Um den Jahreswechsel 2023/2024 stand in den russischen Medien wochenlang ein Thema in den Schlagzeilen und wirkt bis jetzt nach: die sogenannte „Nacktparty“ („голая вечеринка“), veranstaltet von der Videobloggerin und TV-Moderatorin Anastasija (Nastja) Iwlejewa im Moskauer Club „Mutabor“. Auf den Einladungen zu ihrer Party hatte sie als Dress-Code „fast nackt“ angegeben. Zahlreiche Prominente aus dem Showbusiness nahmen teil. Als Fotos von den sehr leicht bis fast gar nicht bekleideten Partygästen via Social Media an die Öffentlichkeit drangen, gab es einen Aufschrei der Entrüstung – zunächst von Seiten der patriotischen Militärblogger, die ein solches „Event“ in Zeiten des Krieges als Verrat bezeichneten. Das wurde schnell von Politikern und Medien aufgegriffen und verstärkt. Man beschuldigte Veranstalter und Teilnehmer des Drogenmissbrauchs, der LGBT-Propaganda und des „Extremismus“ und forderte eine juristische Untersuchung. Zu den heftigsten Kritikerinnen und Kritikern gehörten – wenig überraschend – der TV-Moderator und Kreml-Propagandist Wladimir Solowjow, die Vorsitzende der „Liga für ein sicheres Internet“ Jekaterina Misulina und der Filmregisseur Nikita Michalkow, der auf seinem (mittlerweile blockierten) YouTube-Kanal „Besogon“ („Teufelsaustreiber“) seit Jahren tatsächliche oder vermeintliche Verstöße gegen die „traditionellen Werte“ anprangert.

Der zerknirschte Star

Der bekannteste Partygast war Filipp Kirkorow , ein Superstar des russischen Showbusiness, seit Jahrzehnten als Sänger und Moderator im Fernsehen omnipräsent, ein extravaganter Paradiesvogel, der bisher nach dem Prinzip „auffallen um jeden Preis“ gelebt hat.
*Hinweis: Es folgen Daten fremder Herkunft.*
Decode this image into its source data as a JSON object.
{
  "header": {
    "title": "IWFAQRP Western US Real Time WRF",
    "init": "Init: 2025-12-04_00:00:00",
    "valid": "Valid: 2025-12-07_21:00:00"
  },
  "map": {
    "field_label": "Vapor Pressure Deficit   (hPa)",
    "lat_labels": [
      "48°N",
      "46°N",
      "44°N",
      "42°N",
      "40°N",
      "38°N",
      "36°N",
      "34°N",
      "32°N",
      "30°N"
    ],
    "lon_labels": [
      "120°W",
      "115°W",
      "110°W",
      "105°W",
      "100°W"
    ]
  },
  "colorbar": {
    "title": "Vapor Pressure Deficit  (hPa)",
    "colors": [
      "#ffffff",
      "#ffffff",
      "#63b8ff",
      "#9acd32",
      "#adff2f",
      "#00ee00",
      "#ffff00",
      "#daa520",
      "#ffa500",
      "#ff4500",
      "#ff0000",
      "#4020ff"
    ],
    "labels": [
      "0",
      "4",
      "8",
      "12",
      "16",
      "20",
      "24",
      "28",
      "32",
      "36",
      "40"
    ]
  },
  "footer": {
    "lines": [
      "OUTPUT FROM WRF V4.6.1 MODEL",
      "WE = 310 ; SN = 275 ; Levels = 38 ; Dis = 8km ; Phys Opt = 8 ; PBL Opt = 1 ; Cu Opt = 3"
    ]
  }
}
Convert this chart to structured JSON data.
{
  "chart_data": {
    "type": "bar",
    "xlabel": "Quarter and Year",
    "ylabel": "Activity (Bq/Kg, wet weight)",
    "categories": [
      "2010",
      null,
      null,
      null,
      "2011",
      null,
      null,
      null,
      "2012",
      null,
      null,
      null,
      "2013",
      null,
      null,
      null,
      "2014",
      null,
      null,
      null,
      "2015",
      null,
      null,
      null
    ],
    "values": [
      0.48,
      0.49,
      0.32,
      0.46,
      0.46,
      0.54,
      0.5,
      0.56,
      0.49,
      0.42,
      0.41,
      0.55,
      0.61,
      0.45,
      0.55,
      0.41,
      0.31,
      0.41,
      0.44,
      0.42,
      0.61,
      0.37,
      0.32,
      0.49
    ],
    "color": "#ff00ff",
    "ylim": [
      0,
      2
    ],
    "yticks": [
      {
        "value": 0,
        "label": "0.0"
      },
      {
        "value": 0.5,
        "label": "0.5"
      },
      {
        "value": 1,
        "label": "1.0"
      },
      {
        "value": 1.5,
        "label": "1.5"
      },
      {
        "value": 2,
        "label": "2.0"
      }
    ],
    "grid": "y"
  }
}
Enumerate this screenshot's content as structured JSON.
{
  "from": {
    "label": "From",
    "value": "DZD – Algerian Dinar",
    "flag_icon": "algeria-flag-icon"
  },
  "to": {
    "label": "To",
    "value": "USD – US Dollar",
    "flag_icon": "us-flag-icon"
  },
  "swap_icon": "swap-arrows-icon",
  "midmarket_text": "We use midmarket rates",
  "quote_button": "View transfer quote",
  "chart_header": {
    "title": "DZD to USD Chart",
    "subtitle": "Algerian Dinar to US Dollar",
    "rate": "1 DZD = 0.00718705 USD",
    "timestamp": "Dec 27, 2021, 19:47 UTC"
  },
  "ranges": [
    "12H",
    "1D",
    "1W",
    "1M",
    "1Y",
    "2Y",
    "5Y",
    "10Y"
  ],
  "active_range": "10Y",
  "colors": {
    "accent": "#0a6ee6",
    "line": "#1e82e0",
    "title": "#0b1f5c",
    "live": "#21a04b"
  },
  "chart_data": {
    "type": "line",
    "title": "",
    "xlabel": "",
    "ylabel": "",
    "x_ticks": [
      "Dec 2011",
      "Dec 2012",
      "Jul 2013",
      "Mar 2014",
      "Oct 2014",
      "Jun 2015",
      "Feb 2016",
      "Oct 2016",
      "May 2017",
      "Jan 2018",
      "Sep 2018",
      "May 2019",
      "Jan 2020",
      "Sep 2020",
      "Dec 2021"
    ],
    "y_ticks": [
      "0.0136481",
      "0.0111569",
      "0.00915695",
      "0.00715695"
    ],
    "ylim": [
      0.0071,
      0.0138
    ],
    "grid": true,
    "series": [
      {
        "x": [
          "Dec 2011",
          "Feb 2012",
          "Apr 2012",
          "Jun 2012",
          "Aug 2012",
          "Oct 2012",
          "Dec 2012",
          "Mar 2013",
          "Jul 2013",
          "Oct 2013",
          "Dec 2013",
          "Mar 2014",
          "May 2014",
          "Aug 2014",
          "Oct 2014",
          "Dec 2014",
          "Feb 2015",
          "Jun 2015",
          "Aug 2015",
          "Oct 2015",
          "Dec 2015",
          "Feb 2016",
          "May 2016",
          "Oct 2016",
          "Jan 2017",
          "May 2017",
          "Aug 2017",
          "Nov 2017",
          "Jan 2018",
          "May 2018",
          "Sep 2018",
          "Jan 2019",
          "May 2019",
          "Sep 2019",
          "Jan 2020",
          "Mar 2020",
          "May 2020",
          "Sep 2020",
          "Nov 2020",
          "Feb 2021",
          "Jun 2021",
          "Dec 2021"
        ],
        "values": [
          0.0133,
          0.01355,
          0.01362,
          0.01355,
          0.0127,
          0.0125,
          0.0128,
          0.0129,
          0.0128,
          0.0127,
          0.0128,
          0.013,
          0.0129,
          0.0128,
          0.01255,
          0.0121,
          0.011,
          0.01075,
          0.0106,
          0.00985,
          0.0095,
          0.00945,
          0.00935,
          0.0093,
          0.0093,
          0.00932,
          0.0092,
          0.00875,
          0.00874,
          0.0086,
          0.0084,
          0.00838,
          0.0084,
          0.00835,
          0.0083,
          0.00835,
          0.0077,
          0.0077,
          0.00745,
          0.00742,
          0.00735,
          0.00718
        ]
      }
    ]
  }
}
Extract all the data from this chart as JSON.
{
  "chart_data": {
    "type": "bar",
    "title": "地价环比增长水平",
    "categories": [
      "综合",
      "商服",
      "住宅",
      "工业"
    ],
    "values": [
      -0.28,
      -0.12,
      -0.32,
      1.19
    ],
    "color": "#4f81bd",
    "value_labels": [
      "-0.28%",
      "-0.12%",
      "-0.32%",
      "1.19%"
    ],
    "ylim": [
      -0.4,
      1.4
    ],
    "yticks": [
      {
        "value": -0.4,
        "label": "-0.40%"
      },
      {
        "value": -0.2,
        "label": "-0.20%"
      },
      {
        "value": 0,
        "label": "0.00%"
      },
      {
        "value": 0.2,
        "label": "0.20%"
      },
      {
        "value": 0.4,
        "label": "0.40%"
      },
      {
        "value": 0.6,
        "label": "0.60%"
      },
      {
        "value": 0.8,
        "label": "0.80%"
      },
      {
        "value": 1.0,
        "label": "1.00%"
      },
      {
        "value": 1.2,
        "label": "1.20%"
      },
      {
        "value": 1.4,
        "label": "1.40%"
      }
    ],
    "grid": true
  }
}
Sein protziger Lebensstil, allerlei Skandale und selbst die ambivalente Sexualität (2021 erschien er bei einer Preisverleihung hochzeitlich gewandet mit einem Freund als seinem „Bräutigam“ – wie ernst das gemeint war, blieb offen) hatten ihm bisher nicht geschadet, eher im Gegenteil.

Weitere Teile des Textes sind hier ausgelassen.